Au Mozambique, l’assassinat d’un maire d’opposition ébranle une paix fragile
Au Mozambique, l’assassinat d’un maire d’opposition ébranle une paix fragile
Par Adrien Barbier (Johannesburg, correspondance)
Reconnu pour son combat contre la corruption, Mahamudo Amurane, édile de la troisième ville du pays, a été assassiné devant chez lui.
Le 4 octobre est un jour férié au Mozambique, consacré à la paix et à la réconciliation nationale. Cette année, le pays célébrait les vingt-cinq ans des accords de Rome, qui ont mis fin en 1992 à seize années d’une guerre civile sanglante. Cette année, le maire de Nampula, la troisième ville du pays, reconnu pour son combat contre la corruption, a été assassiné devant chez lui.
Mercredi 4 octobre au soir, Mahamudo Amurane, 44 ans, a été atteint de trois balles devant la pharmacie qui lui appartient, au rez-de-chaussée de son domicile. L’assaillant, un inconnu, a pris la fuite. D’après la police, il serait trop tôt pour déterminer le motif du crime. Mais, au vu des réactions de toutes parts qui se multiplient depuis, les motivations ont tout l’air d’être éminemment politiques.
Un meurtre « tragique, déplorable et suspect »
Chose rare au Mozambique, où les assassinats de personnalités publiques sont légion ces dernières années, le lendemain, jeudi 5 octobre, des foules énervées se sont spontanément regroupées devant les édifices publics pour demander justice. Les policiers ont procédé à des tirs d’avertissement pour disperser les manifestants. « Nous avons assisté à une tentative de marche illégale, caractérisée par des pneus mis à feu dans les rues », a justifié le porte-parole de la police mozambicaine, Inacio Dina.
This is how the residents of Nampula reacted to the assassination of their mayor, Mahumudo Amurane. https://t.co/YkE5ennvuT
— zenaidamz (@Zenaida Machado)
Maire de Nampula, Mahamudo Amurane était aussi l’un des rares élus d’opposition d’envergure. En 2013, il a ravi cette municipalité stratégique au Frelimo, l’ancien mouvement de libération au pouvoir depuis l’indépendance. Elu sous les couleurs du Mouvement démocratique du Mozambique (MDM), le troisième parti représenté au Parlement, il était depuis plusieurs mois en rupture avec cette formation.
« Depuis sa prise de fonction en 2013, le maire de Nampula luttait courageusement contre la corruption. De toute évidence, cela faisait de lui une cible, même au sein de son propre parti », a déclaré Deprose Muchena, d’Amnesty International, qui dénonce un meurtre « tragique, déplorable et suspect ».
Des pratiques de corruption bien enracinées
Mahamudo Amurane a révolutionné sa ville, une bourgade sans charme avec un fort taux de criminalité. Gage de transparence, les recettes et dépenses du conseil municipal sont régulièrement postés sur la page Facebook de Nampula. Une politique qui avait son lot de mécontents, parmi les tenanciers de buvettes illégales récemment « nettoyées », ou certains intérêts du secteur privé local aux pratiques de corruption bien enracinées. Le conflit ouvert avec le MDM, qui lui aurait reproché de ne pas mettre les fonds publics à disposition du parti, était une préoccupation quotidienne dans sa gestion de la municipalité. Ces derniers jours, il se déplaçait sous protection policière.

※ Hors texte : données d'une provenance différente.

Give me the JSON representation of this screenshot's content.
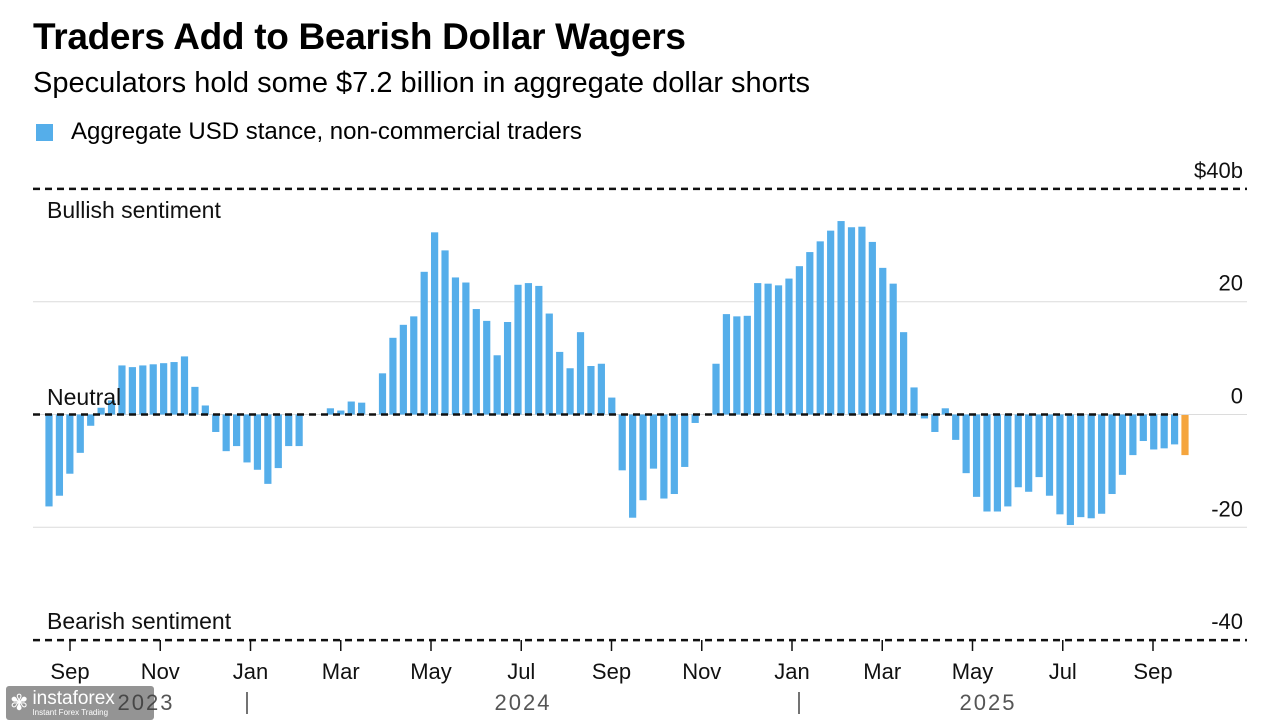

Daviz Simango, le président du MDM, a immédiatement rejeté toute accusation. « Beaucoup de personnes sur les réseaux sociaux font de la désinformation. Laissons la justice faire son travail. Ceux qui veulent que le MDM disparaisse veulent le discréditer et font cela pour nous affaiblir », a-t-il réagi jeudi. De leur côté, ses proches pointent du doigt le Frelimo et l’accusent de chercher à semer la zizanie, à un an des élections municipales prévues pour octobre 2018.
Cet assassinat intervient alors que le processus de paix a enregistré de nombreuses avancées ces dernières semaines. Depuis la trêve unilatérale décrétée à Noël 2016 par la Renamo, le principal parti d’opposition, les armes se sont tues au Mozambique, mettant un cran d’arrêt à l’engrenage de violences qui, depuis 2013, laissait présager un retour à la guerre civile.
En août, le président Filipe Nyusi est parti en hélicoptère à la rencontre du chef rebelle Afonso Dhlakama, qui vit retranché dans les montagnes de Gorongosa, au centre du pays. Une opération savamment orchestrée, à l’insu des réfractaires de son propre parti, qu’il a mis au pas fin septembre lors du congrès quinquennal du Frelimo. Dhlakama, de son coté, a promis pour novembre un nouvel accord de paix, encore incertain.